[quote]lixy wrote:
Thanks for putting out a well-thought post. It has the merit of making clear what I suspected. i.e: that you don’t differentiate between the two.
[/quote]
You misread my post then. As I said, there are continued talks with some “resistance” groups. There are some groups that may be approached differently.
My point was that most of these “reistance” groups are the biggest killers of Iraqis. And, that the remaining “resistance” groups are thwarting the will of an ELECTED Iraqi government. Therefore, prolonging the chaos and death Iraq will experience while that ELECTED Iraqi government tries to secure the streets of Iraq from sectarian death squads and Islamic extremists.
[/quote]
[quote]
"Yes, a lot of trouble-makers…[/quote]
Trouble-makers egg houses and pick fights at the local bar. That kind of stuff. Terrorists deliberately bomb markets and use children as suicide bombs. [quote]…have hijacked the “liberation” cause to push their own agenda, but a legitimate resistance cannot be dismissed.[/quote]
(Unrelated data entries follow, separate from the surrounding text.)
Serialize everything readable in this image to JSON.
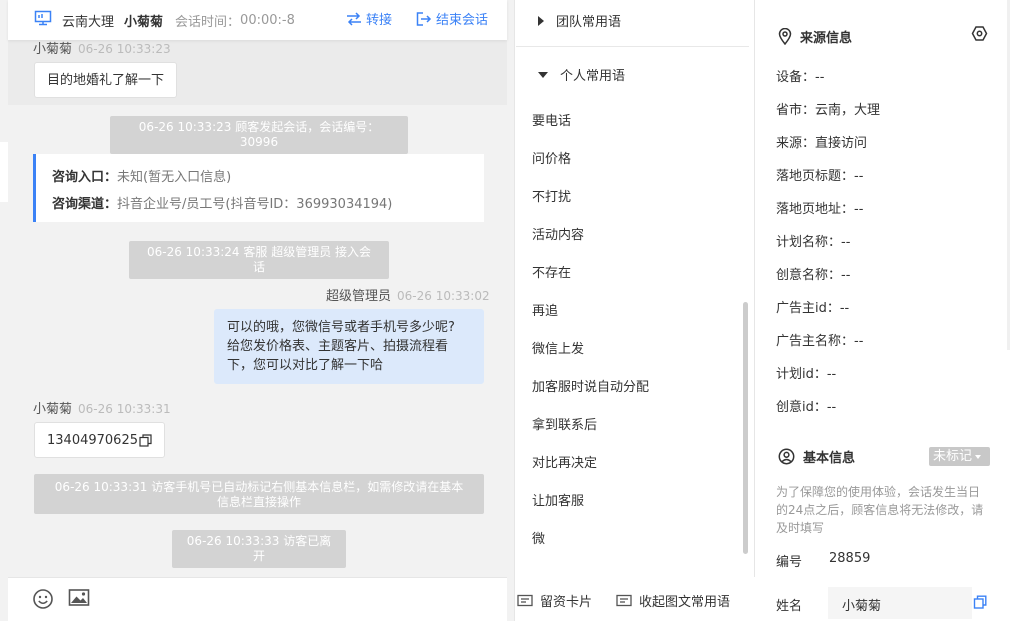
{
  "header": {
    "location": "云南大理",
    "customer_name": "小菊菊",
    "timer_label": "会话时间：",
    "timer_value": "00:00:-8",
    "transfer_label": "转接",
    "end_label": "结束会话"
  },
  "messages": {
    "m1_sender": "小菊菊",
    "m1_time": "06-26 10:33:23",
    "m1_text": "目的地婚礼了解一下",
    "sys1": "06-26 10:33:23 顾客发起会话，会话编号：30996",
    "entry_label": "咨询入口：",
    "entry_value": "未知(暂无入口信息)",
    "channel_label": "咨询渠道：",
    "channel_value": "抖音企业号/员工号(抖音号ID：36993034194)",
    "sys2": "06-26 10:33:24 客服 超级管理员 接入会话",
    "m2_sender": "超级管理员",
    "m2_time": "06-26 10:33:02",
    "m2_line1": "可以的哦，您微信号或者手机号多少呢?",
    "m2_line2": "给您发价格表、主题客片、拍摄流程看",
    "m2_line3": "下，您可以对比了解一下哈",
    "m3_sender": "小菊菊",
    "m3_time": "06-26 10:33:31",
    "m3_text": "13404970625",
    "sys3_line1": "06-26 10:33:31 访客手机号已自动标记右侧基本信息栏，如需修改请在基本",
    "sys3_line2": "信息栏直接操作",
    "sys4": "06-26 10:33:33 访客已离开"
  },
  "phrases": {
    "team_title": "团队常用语",
    "personal_title": "个人常用语",
    "items": [
      "要电话",
      "问价格",
      "不打扰",
      "活动内容",
      "不存在",
      "再追",
      "微信上发",
      "加客服时说自动分配",
      "拿到联系后",
      "对比再决定",
      "让加客服",
      "微"
    ],
    "card_label": "留资卡片",
    "collapse_label": "收起图文常用语"
  },
  "source": {
    "title": "来源信息",
    "fields": [
      "设备：--",
      "省市：云南，大理",
      "来源：直接访问",
      "落地页标题：--",
      "落地页地址：--",
      "计划名称：--",
      "创意名称：--",
      "广告主id：--",
      "广告主名称：--",
      "计划id：--",
      "创意id：--"
    ]
  },
  "basic": {
    "title": "基本信息",
    "tag_label": "未标记",
    "notice": "为了保障您的使用体验，会话发生当日的24点之后，顾客信息将无法修改，请及时填写",
    "id_label": "编号",
    "id_value": "28859",
    "name_label": "姓名",
    "name_value": "小菊菊"
  },
  "colors": {
    "accent": "#3b82f6",
    "my_bubble": "#dce9fb",
    "system_notice": "#d3d3d3"
  }
}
First, there is nothing liberating about these resistance groups, or they would have joined Iraq’s security forces to protect the ELECTED government and it’s citizens from the death squads and market bombers. Instead, they made the ability to secure Iraq much harder, and the common citizen now pays in blood due to this.
Second, there are no legitimate resistance groups in Iraq. Remember the elections? They are resisting the will of an elected government. A government elected by a HUGE turnout of Iraqi’s. There is a political outlet in Iraq for change.
[quote]
Being realistic, do you expect people who lost their homes, families and friends due to US bombing, saw the Abu-Ghraib abuses and watched how the saw-called elected government is actively coerced by Washington into passing laws that legitimize the pillaging of their resources to sit quietly or applaude what’s happening? That’s a naive perspective.[/quote]
Nope, but I also realize that many Iraqi’s know what would happen with an immediate withdraw of US troops…slaughter on a much grander scale, fall of elected governance, rise of warlords and their death squads…yeah, basically total chaos. Pretty much what we saw in our withdraw from Vietnam…slaughter, slaughter, slaughter.
Now, are you so naive as to believe the common Iraqi, one who wants no part in these resistance groups, doesn’t resent his life possibly ending in a market bombing? That he could be executed by a death squad and dumped in a ditch because he accepted food, clothing, or medical/school equipment from US troops? Or, because he helped the US build schools, hospitals, power plants?
And, that your “legitimate resistance groups” are thwarting his elected officials efforts in securing himself, family, and friends from the above mentioned dangers?
You know what the common man in Iraq is seeing now? He’s seeing that fellow Iraqis, and their foreign patrons (Iran, for example), are by far the greatest killers of Iraqi men, women, and children. Have you read the news lately? Iraqis are killing far more fellow Iraqis than the US is. By a large margin.
[quote]
Sloth:
By the way, is it technically an occupation when an ELECTED governance has asked for and approved of foreign troops, and continues to do so? Simply put, aren’t these ‘resistance fighters’ combating the will of it’s elected government?
Lixy:
Yet, most polls show the majority of Iraqis opposed to US presence on their soil. But then again, the majority of Americans oppose the war, combatting the will of it’s elected government…[/quote]
Of course they are. Why wouldn’t Iraqis want to be able to secure their own country. Unfortunately, your resistance groups are making that extremely difficult for the elected Iraqi government to do. However, the majority of polls I’ve seen on the subject did not favor immediate US/Ally withdraw either.
And, huh? How is the Iraq war combating the will of America’s elected government?
You do realize the elected US government authorized the Iraqi war? Your comparison would have been valid if, let’s say, some citizen group went to war against the approval of the elected US government.
By the way, you didn’t answer the question. Is it an occupation when the elected body has approved of, and asked for, the continued help of US/Ally troops to secure Iraq? Is it legitimate resistance when using violence and death to thwart the will of an elected government? When, there are future elections coming up to attempt to make a peaceful change?
Before you answer that just remember, there will be more elections. We are not discussing a situation in which anti-occupation factions have no political outlet. They can, and do, form peaceful anti-occupation parties to support nominees.
Finally, I’d ask you the following. What kind of Iraq will most likely exist if your ‘legitimate’ fighters succeed? A free and democratic Iraq? Do you really think the ELECTED government can secure Iraq on it’s own? Do you honestly think these ‘resistance’ groups give a damn about a ‘FREE’ and ‘DEMOCRATIC’ Iraqi governance for all it’s people?
Or, do you predict a chaotic and sectarian/tribal warlordism? One with completely unopposed sectarian death squads ruling regions of Iraq, under the command of clerical warlords.
Of course, one of these sectarian Warlords might be able to kill enough people to force his version of Islamic totalitariansim upon the whole of the nation, thus ending sectarian conflict. Which future do you honestly feel Iraq will have with a hasty US withdraw?